Fly infestations need to be dealt with as soon as you think you might even remotely have a problem. We had one . . . but it took us two tries to eliminate it as we just didn’t realize what drastic action was needed.
- There will be fly larvae on the inside of the compost bin — on the Nature’s Head, there will be eggs/larvae in every nook and cranny of the top. Dump the compost as normal into a trash bag, then get every bit of crud out that you can with a stick or scraper. Remove the fan if your unit has one. Then use a tank sprayer with water to get out all the larvae. We found that brushes with long wire handles that we could bend made it easier to scrub everywhere — be sure to get under edges everywhere. If any are left, there will be a second infestation and you’ll have to do it again (how do I know this?).
- We found our brushes in a hardware store in the Bahamas as we were preparing to do the second clean out. It’s better to get them before you need them, as every day that you spend getting supplies is a day that the flies multiply and lay more eggs. Prices are also cheaper when you’re not desperate. Coarse bristles work much better than soft. These are the style and sizes that worked well for us.
- After cleaning it all out, we poured and sprayed white vinegar everywhere in the unit, dumped it out, then let it dry.

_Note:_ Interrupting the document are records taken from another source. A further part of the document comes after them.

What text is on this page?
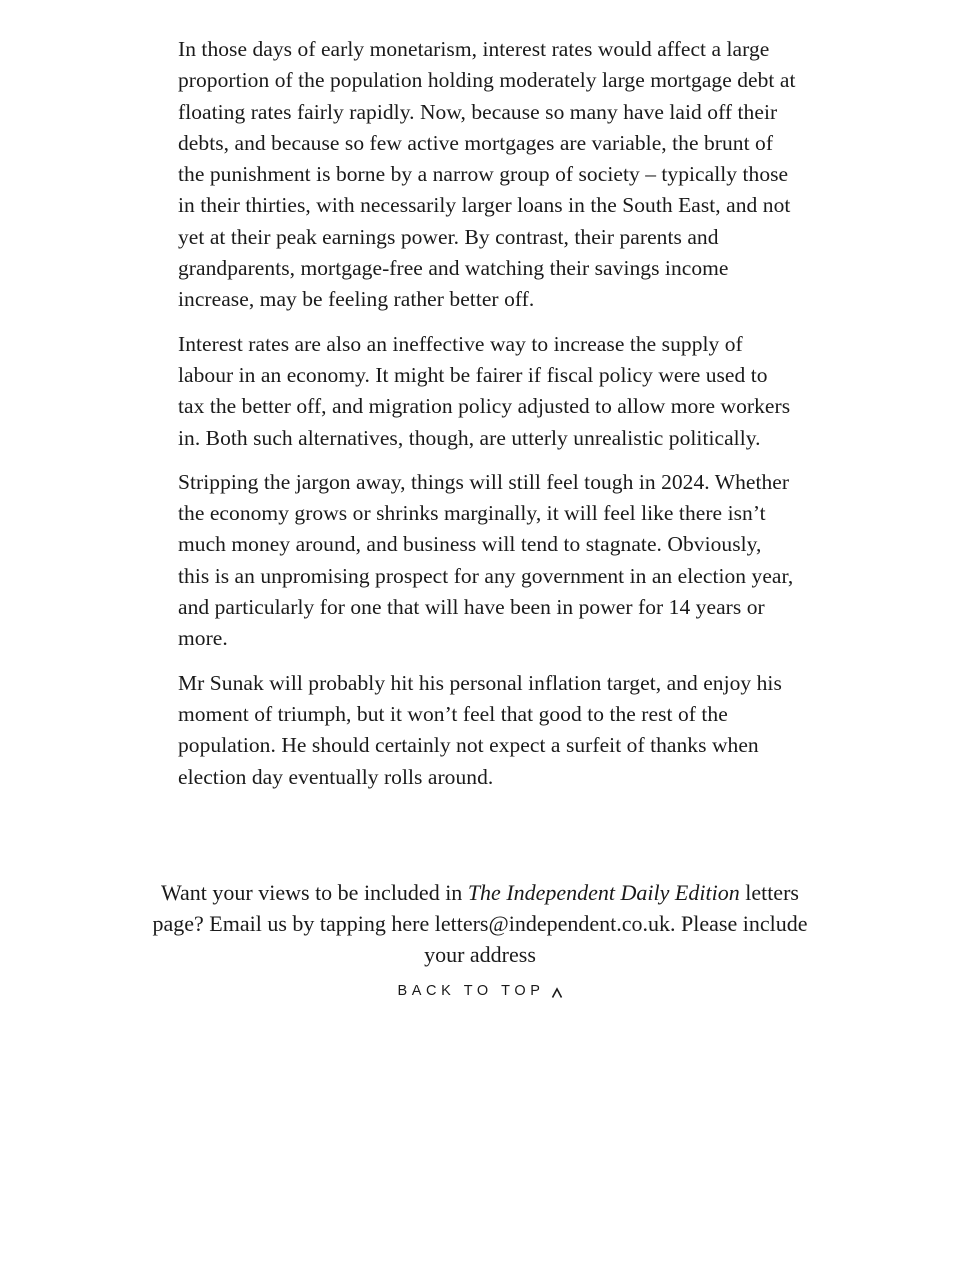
In those days of early monetarism, interest rates would affect a large proportion of the population holding moderately large mortgage debt at floating rates fairly rapidly. Now, because so many have laid off their debts, and because so few active mortgages are variable, the brunt of the punishment is borne by a narrow group of society – typically those in their thirties, with necessarily larger loans in the South East, and not yet at their peak earnings power. By contrast, their parents and grandparents, mortgage-free and watching their savings income increase, may be feeling rather better off.

Interest rates are also an ineffective way to increase the supply of labour in an economy. It might be fairer if fiscal policy were used to tax the better off, and migration policy adjusted to allow more workers in. Both such alternatives, though, are utterly unrealistic politically.

Stripping the jargon away, things will still feel tough in 2024. Whether the economy grows or shrinks marginally, it will feel like there isn’t much money around, and business will tend to stagnate. Obviously, this is an unpromising prospect for any government in an election year, and particularly for one that will have been in power for 14 years or more.

Mr Sunak will probably hit his personal inflation target, and enjoy his moment of triumph, but it won’t feel that good to the rest of the population. He should certainly not expect a surfeit of thanks when election day eventually rolls around.

Want your views to be included in The Independent Daily Edition letters page? Email us by tapping here letters@independent.co.uk. Please include your address
BACK TO TOP
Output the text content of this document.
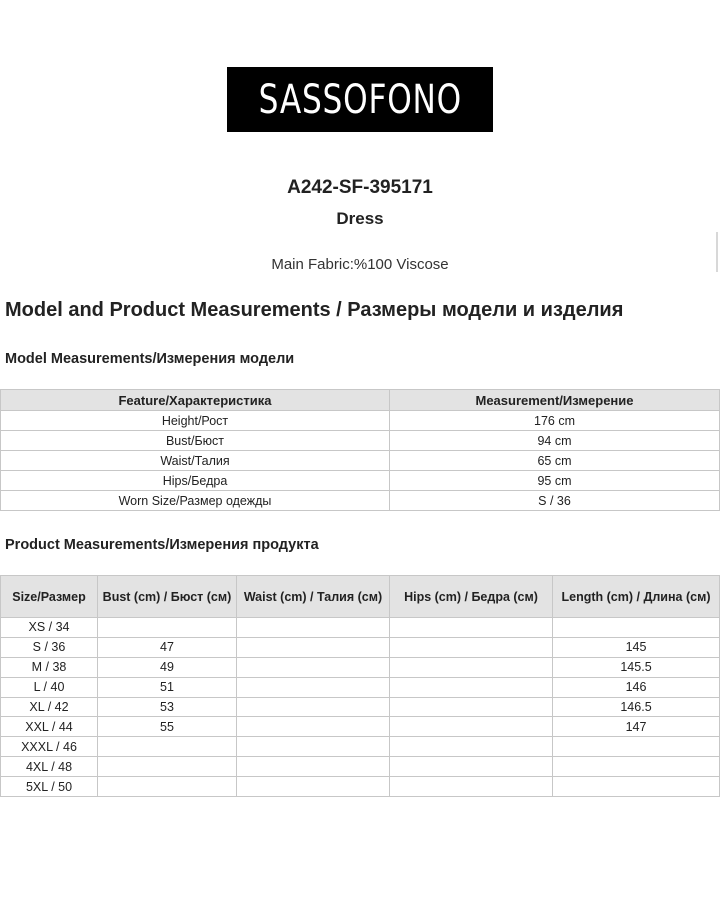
SASSOFONO
A242-SF-395171
Dress
Main Fabric:%100 Viscose
Model and Product Measurements / Размеры модели и изделия
Model Measurements/Измерения модели
Feature/Характеристика	Measurement/Измерение
Height/Рост	176 cm
Bust/Бюст	94 cm
Waist/Талия	65 cm
Hips/Бедра	95 cm
Worn Size/Размер одежды	S / 36
Product Measurements/Измерения продукта
Size/Размер	Bust (cm) / Бюст (см)	Waist (cm) / Талия (см)	Hips (cm) / Бедра (см)	Length (cm) / Длина (см)
XS / 34				
S / 36	47			145
M / 38	49			145.5
L / 40	51			146
XL / 42	53			146.5
XXL / 44	55			147
XXXL / 46				
4XL / 48				
5XL / 50				
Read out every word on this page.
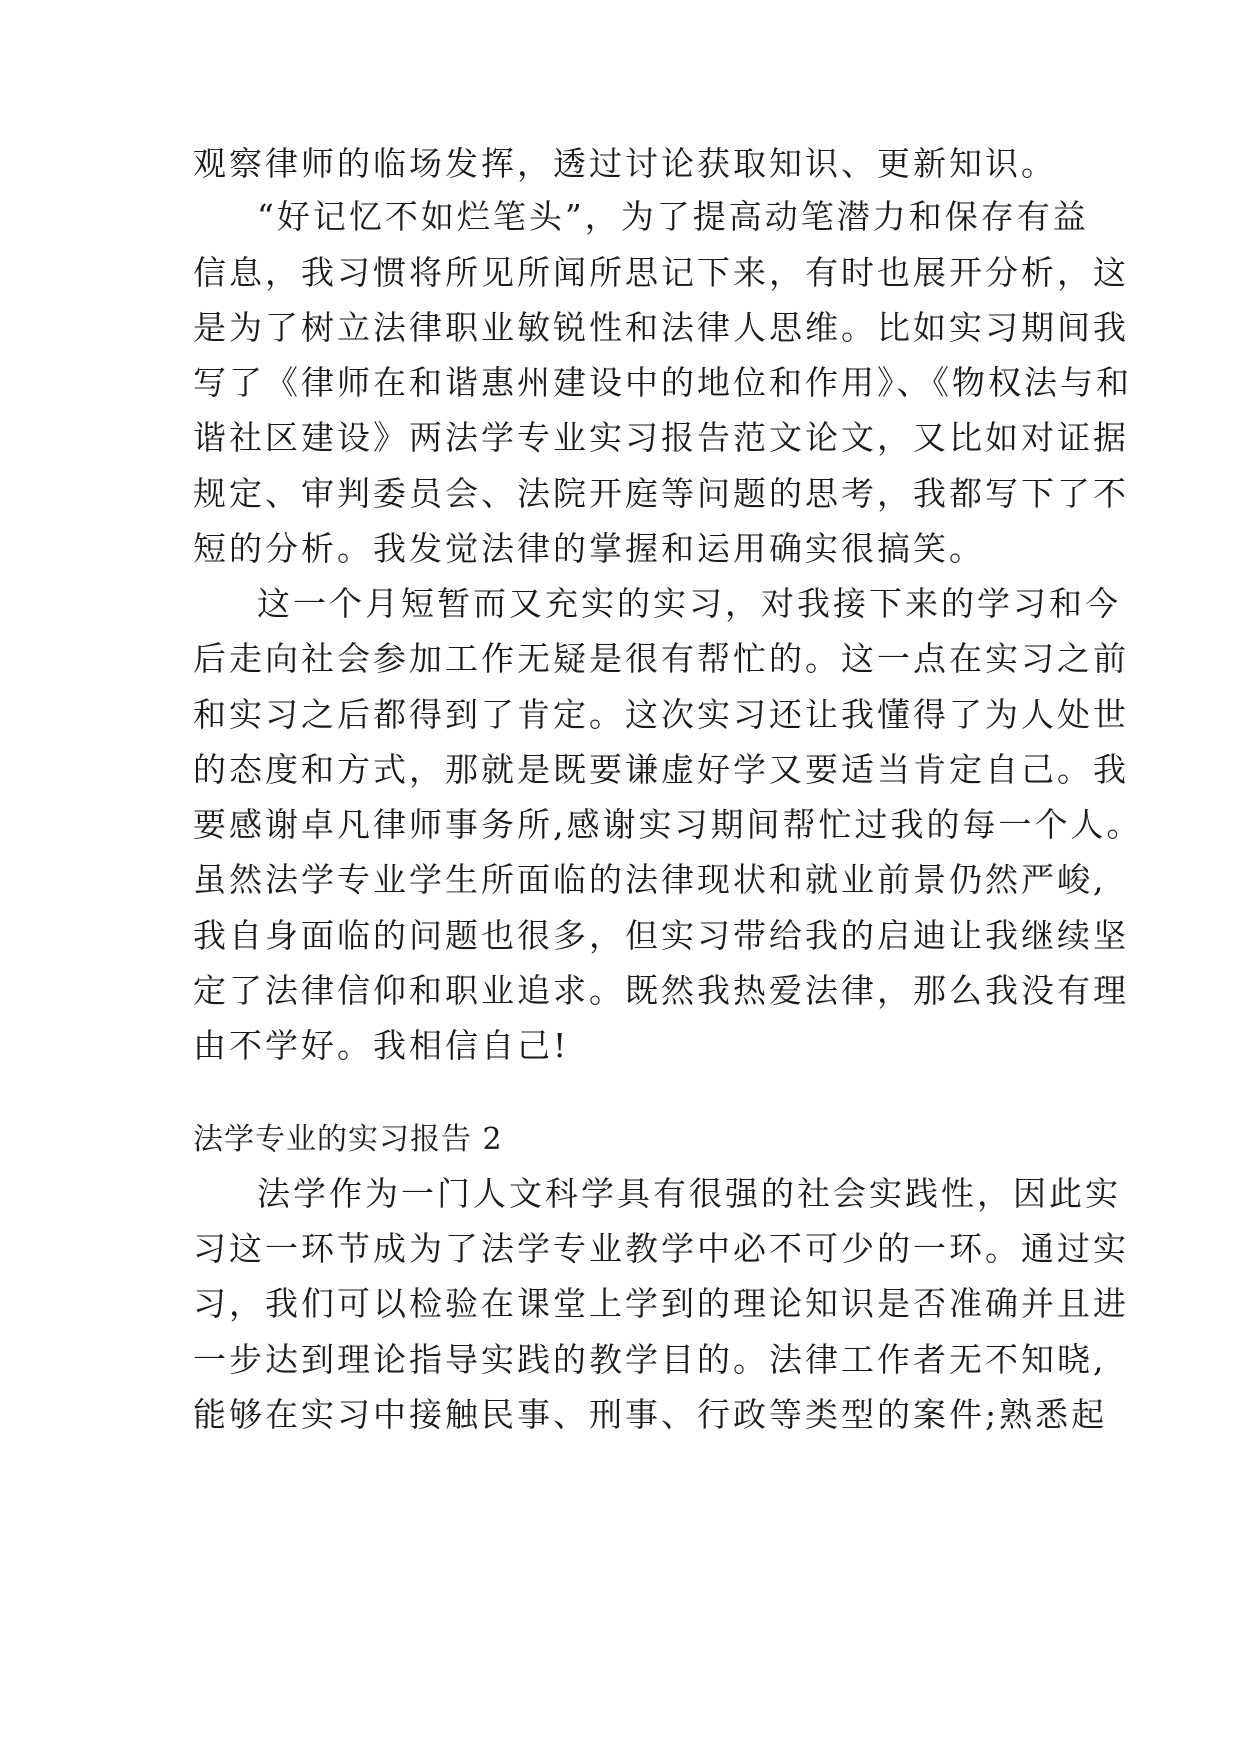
观察律师的临场发挥，透过讨论获取知识、更新知识。
“好记忆不如烂笔头”，为了提高动笔潜力和保存有益
信息，我习惯将所见所闻所思记下来，有时也展开分析，这
是为了树立法律职业敏锐性和法律人思维。比如实习期间我
写了《律师在和谐惠州建设中的地位和作用》、《物权法与和
谐社区建设》两法学专业实习报告范文论文，又比如对证据
规定、审判委员会、法院开庭等问题的思考，我都写下了不
短的分析。我发觉法律的掌握和运用确实很搞笑。
这一个月短暂而又充实的实习，对我接下来的学习和今
后走向社会参加工作无疑是很有帮忙的。这一点在实习之前
和实习之后都得到了肯定。这次实习还让我懂得了为人处世
的态度和方式，那就是既要谦虚好学又要适当肯定自己。我
要感谢卓凡律师事务所,感谢实习期间帮忙过我的每一个人。
虽然法学专业学生所面临的法律现状和就业前景仍然严峻,
我自身面临的问题也很多，但实习带给我的启迪让我继续坚
定了法律信仰和职业追求。既然我热爱法律，那么我没有理
由不学好。我相信自己!
法学专业的实习报告 2
法学作为一门人文科学具有很强的社会实践性，因此实
习这一环节成为了法学专业教学中必不可少的一环。通过实
习，我们可以检验在课堂上学到的理论知识是否准确并且进
一步达到理论指导实践的教学目的。法律工作者无不知晓,
能够在实习中接触民事、刑事、行政等类型的案件;熟悉起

Then we refilled with coconut and began using it again. For the next week or so, we used fly spray daily to hopefully kill any before they laid more eggs.
- I’ve heard of people using pressure washers, boiling water, bleach and/or dunking the unit in the ocean to thoroughly clean it. It all depends on where you are and what’s available — and legal.
- One note on cleaning the unit out: If your unit has a fan, the wires on it are tiny, easy to break and generally can’t be repaired. Be careful with it as you remove the fan. We now carry a couple of spare fans with wiring.